Dall'effervescenza country-rock della prima Country
Boy (You Got Your Feet In LA) all'elegiaco congedo della
conclusiva We're Over, l'album è
una parata di addii, disinganni, amarezze, fallimenti e cuori spezzati:
quello dell'amante pentito nella sublime traduzione pianistica della
Marie di Randy Newman e quello del
novizio ancora innamorato e ambizioso della scintillante Comeback,
quello del venditore ambulante di Pencils For Sale e quello dello
sconosciuto passante di Count On Me. Campbell canta come se si
trovasse su di un palcoscenico di Broadway mentre gli arrangiamenti
dipingono con tutta la ruvida grazia del caso un soft-rock profumato
di West-Coast (del resto, ci sono pur sempre Fred Tackett dei Little
Feat alla sei corde acustica e l'esperto Dean Parks, allora nei Bread
di David Gates e Jimmy Griffin, su quella elettrica) e lo frullano con
sfumature pop-jazz alla Johnny Mercer.
L'edizione commemorativa approntata per i quarant'anni dell'album non
aggiunge forse granché a quanto già si sapeva: il rockabilly formato
Nick Lowe della divertente Record Collector's
Dream (una b-side d'epoca), la versione in studio della "presleyana"

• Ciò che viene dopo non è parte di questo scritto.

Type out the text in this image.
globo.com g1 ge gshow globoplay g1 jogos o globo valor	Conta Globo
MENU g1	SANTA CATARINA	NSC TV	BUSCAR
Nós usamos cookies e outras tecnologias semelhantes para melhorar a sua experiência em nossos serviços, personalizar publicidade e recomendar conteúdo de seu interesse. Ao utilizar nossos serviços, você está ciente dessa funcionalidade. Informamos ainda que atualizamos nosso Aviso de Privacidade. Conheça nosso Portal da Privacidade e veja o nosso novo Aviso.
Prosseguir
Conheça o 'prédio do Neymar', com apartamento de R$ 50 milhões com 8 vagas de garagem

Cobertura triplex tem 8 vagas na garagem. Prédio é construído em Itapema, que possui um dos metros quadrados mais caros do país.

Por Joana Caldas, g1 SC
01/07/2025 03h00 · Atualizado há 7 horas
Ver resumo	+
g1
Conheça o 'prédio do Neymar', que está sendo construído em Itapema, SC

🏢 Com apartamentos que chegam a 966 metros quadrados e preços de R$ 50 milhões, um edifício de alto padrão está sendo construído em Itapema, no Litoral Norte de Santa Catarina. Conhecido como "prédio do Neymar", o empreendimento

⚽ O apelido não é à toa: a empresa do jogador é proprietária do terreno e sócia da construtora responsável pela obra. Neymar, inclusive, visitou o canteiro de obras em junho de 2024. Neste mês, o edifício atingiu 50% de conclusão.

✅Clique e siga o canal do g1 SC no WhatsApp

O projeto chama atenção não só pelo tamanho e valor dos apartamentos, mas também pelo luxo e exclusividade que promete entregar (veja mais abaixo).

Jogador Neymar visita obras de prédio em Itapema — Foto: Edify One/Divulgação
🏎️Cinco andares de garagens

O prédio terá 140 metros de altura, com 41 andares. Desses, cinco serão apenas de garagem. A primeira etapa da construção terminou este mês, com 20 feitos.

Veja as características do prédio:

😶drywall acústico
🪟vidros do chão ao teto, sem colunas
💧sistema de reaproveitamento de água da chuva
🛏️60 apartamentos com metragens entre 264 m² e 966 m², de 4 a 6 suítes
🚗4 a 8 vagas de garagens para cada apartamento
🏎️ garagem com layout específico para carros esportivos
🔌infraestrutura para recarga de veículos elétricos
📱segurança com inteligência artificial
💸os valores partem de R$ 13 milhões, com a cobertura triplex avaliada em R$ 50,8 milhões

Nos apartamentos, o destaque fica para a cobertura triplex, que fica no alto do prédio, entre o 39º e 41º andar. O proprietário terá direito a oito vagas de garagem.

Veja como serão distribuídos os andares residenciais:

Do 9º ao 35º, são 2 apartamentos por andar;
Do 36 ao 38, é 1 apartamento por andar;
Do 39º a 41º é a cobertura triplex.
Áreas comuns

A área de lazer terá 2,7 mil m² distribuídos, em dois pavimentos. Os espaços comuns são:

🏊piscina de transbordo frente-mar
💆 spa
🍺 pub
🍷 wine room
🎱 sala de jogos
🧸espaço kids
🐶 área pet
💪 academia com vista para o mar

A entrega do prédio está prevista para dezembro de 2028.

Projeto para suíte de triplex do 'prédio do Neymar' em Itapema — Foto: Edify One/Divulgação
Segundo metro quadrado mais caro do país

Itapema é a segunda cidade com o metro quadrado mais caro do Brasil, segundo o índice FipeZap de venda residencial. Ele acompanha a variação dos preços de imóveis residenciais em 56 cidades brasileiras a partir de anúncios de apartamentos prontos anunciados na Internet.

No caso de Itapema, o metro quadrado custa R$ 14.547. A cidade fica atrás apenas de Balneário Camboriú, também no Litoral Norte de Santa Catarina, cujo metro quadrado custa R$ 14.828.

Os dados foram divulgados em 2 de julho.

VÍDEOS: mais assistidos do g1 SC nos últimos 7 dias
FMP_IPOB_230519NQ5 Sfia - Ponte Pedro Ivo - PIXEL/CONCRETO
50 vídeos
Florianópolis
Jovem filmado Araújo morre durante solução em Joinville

Coming Home (To Meet My Brother) altrimenti disponibile solo
sul quasi contemporaneo Live In Japan (1975), tra l'altro ristampato
giusto tre anni fa dalla Real Gone dopo decenni di assenza dagli scaffali
dei negozi di dischi (se ancora ne esistono), e l'inedita Quits
(bellissima), più due remix apparsi su altrettante antologie. A importare,
però, è soprattutto l'occasione di (ri)ascoltare Rhinestone Cowboy ripulito
e rimasterizzato, magari per accorgersi quanto, allontanando per un
attimo l'eco delle prove meno digeribili del suo autore, sia ancora
carico del fascino e del salutare veleno di una critica all'industria
di cui, senza alcuna contraddizione, continua a fare parte, come l'immagine,
apparsa per caso e tuttavia ben impressa nella memoria, di un beffardo
fantasma d'altri tempi. O un cowboy da bigiotteria.